Mierkey also serves as the musical director for the show.
Peyton Riley, 13, doesn’t miss a note as she has the honor of opening and closing the show as the ‘fiddler.’ And yes, literally ‘on the roof.’
Mierkey’s singing is strong on such classics as “Tradition,” and “If I Were a Rich Man.” His duet with Riley on “Do You Love Me?” is another highlight.
Teena Hagerman from Coarsegold’s Community Dance and Theater, and Jennifer Piccolotti, served as choreographers for the production.
“As I look on the stage and see my wonderful theater family, I am blessed to have my own mother and father on the stage, along with my daughter and son who allow me to witness the changes that occur with time,” Piccolotti said. “I am honored to be sharing Fiddler with everyone. I hope people will share it with their children and their children’s children.”

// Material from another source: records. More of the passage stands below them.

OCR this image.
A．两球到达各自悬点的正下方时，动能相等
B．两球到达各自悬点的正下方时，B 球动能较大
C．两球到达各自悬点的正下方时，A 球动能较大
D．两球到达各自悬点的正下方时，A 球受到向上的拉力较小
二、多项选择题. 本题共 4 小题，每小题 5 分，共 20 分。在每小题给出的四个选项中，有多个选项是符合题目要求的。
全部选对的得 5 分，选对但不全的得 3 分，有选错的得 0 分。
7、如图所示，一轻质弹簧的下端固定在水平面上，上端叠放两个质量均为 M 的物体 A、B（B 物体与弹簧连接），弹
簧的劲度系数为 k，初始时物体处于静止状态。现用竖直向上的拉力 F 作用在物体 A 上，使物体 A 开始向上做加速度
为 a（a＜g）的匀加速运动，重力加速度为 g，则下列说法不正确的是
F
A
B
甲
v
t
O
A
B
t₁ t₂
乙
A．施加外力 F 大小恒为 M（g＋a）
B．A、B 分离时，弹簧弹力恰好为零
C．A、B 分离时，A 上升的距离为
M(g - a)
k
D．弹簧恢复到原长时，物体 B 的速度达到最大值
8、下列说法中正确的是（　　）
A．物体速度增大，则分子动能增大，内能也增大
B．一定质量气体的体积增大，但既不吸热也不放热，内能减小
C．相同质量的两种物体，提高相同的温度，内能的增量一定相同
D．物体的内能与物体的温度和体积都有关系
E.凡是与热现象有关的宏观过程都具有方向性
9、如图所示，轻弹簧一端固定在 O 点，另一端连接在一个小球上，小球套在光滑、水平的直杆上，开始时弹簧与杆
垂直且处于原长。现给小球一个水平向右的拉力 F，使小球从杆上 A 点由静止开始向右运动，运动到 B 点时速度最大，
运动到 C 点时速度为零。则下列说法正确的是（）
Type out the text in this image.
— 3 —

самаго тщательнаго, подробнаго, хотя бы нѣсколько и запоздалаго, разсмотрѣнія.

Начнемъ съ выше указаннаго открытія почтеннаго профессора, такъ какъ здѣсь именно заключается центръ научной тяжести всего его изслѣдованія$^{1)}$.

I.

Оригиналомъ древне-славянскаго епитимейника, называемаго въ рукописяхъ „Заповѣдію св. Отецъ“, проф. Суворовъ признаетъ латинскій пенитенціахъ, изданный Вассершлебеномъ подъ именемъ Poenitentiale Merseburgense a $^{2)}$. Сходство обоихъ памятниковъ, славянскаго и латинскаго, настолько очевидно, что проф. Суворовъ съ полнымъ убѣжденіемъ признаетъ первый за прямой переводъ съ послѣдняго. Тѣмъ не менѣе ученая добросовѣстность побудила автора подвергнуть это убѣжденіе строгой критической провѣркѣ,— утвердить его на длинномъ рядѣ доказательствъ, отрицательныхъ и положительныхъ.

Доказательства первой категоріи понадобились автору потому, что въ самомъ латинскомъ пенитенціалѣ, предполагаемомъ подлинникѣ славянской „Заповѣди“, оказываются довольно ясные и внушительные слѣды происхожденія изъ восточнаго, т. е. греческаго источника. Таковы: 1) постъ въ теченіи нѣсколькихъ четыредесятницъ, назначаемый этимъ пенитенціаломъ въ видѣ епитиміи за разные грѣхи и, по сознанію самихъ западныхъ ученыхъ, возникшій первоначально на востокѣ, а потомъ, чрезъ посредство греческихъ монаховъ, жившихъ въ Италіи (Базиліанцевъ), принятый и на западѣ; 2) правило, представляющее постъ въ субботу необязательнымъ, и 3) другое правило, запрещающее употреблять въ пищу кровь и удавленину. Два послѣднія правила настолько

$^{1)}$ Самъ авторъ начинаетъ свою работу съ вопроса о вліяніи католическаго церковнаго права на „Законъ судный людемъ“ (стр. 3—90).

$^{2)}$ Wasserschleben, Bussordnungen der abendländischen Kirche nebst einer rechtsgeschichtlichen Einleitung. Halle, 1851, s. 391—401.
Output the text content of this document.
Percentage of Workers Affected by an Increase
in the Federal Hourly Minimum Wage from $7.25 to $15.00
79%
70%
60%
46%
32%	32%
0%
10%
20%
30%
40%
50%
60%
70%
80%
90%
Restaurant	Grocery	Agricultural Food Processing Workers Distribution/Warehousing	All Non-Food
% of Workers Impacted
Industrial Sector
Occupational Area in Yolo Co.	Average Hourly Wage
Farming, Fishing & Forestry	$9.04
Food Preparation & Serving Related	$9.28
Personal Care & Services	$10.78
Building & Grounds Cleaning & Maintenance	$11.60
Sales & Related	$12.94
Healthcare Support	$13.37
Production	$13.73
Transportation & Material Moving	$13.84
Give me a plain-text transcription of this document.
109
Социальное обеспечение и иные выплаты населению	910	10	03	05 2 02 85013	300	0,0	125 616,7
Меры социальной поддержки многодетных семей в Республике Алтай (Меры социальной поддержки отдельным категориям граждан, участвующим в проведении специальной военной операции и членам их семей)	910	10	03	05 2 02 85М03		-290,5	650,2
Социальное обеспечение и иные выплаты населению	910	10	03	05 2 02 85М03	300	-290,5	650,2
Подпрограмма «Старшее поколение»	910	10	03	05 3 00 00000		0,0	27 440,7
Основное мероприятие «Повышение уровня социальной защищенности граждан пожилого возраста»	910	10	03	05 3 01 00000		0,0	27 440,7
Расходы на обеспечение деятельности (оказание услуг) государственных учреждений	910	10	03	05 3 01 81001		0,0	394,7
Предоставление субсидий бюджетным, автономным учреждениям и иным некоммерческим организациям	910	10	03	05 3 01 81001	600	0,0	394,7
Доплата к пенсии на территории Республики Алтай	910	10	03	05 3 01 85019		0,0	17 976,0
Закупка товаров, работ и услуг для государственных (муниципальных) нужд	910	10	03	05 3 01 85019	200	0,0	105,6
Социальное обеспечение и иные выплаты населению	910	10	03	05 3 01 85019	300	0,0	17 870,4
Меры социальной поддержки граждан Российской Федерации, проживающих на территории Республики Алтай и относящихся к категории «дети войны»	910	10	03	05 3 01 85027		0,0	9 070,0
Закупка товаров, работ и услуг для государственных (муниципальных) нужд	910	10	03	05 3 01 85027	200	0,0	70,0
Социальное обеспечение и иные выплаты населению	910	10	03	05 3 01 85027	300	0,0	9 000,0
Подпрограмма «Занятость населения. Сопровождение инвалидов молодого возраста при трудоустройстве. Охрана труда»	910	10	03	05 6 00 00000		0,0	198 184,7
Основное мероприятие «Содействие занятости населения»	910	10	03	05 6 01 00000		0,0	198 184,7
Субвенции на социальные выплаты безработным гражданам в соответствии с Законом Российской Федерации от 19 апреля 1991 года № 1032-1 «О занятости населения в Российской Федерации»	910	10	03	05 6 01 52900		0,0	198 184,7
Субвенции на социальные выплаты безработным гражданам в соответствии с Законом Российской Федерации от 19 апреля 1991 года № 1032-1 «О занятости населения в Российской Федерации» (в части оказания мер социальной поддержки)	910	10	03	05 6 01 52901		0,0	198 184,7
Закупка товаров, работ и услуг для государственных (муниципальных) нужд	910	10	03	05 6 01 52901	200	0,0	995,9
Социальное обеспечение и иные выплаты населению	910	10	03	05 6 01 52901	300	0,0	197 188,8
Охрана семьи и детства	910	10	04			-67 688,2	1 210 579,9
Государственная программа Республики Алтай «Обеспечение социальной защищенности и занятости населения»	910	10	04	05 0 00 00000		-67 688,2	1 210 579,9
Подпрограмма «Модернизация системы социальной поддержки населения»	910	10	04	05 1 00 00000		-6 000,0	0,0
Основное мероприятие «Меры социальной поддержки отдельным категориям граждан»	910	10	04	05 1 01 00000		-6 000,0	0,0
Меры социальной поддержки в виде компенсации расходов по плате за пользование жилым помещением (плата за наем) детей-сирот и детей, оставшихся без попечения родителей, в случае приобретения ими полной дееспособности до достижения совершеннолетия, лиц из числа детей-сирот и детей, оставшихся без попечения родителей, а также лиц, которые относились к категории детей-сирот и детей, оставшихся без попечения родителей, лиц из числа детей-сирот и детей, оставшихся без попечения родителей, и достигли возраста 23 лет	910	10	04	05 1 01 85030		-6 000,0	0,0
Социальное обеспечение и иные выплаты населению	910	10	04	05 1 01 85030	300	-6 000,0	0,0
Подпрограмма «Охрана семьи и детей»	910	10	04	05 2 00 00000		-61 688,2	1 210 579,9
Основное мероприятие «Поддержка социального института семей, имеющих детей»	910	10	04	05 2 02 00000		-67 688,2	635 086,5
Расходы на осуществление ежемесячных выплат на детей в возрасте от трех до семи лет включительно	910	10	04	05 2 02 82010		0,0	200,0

With a large number of advance ticket sales for Fiddler, it seems to be on its way to being the largest attended production in the history of the nearly 50 year-old GCT.
This is a ‘must-see’ production. Those attending will more than likely be amazed at the level of professionalism and talent on the Golden Chain stage.
The production won nine Tony Awards, including best musical, score, book, direction, and choreography. It spawned four Broadway revivals and a highly successful 1971 film adaptation. The show, based on the stories of Shalem Aleichem, is celebrating its 50th Anniversary this year. The Golden Chain production came at the perfect time because Fiddler is set to return to Broadway in January, and once it hits Broadway, the rights will be restricted for community theaters.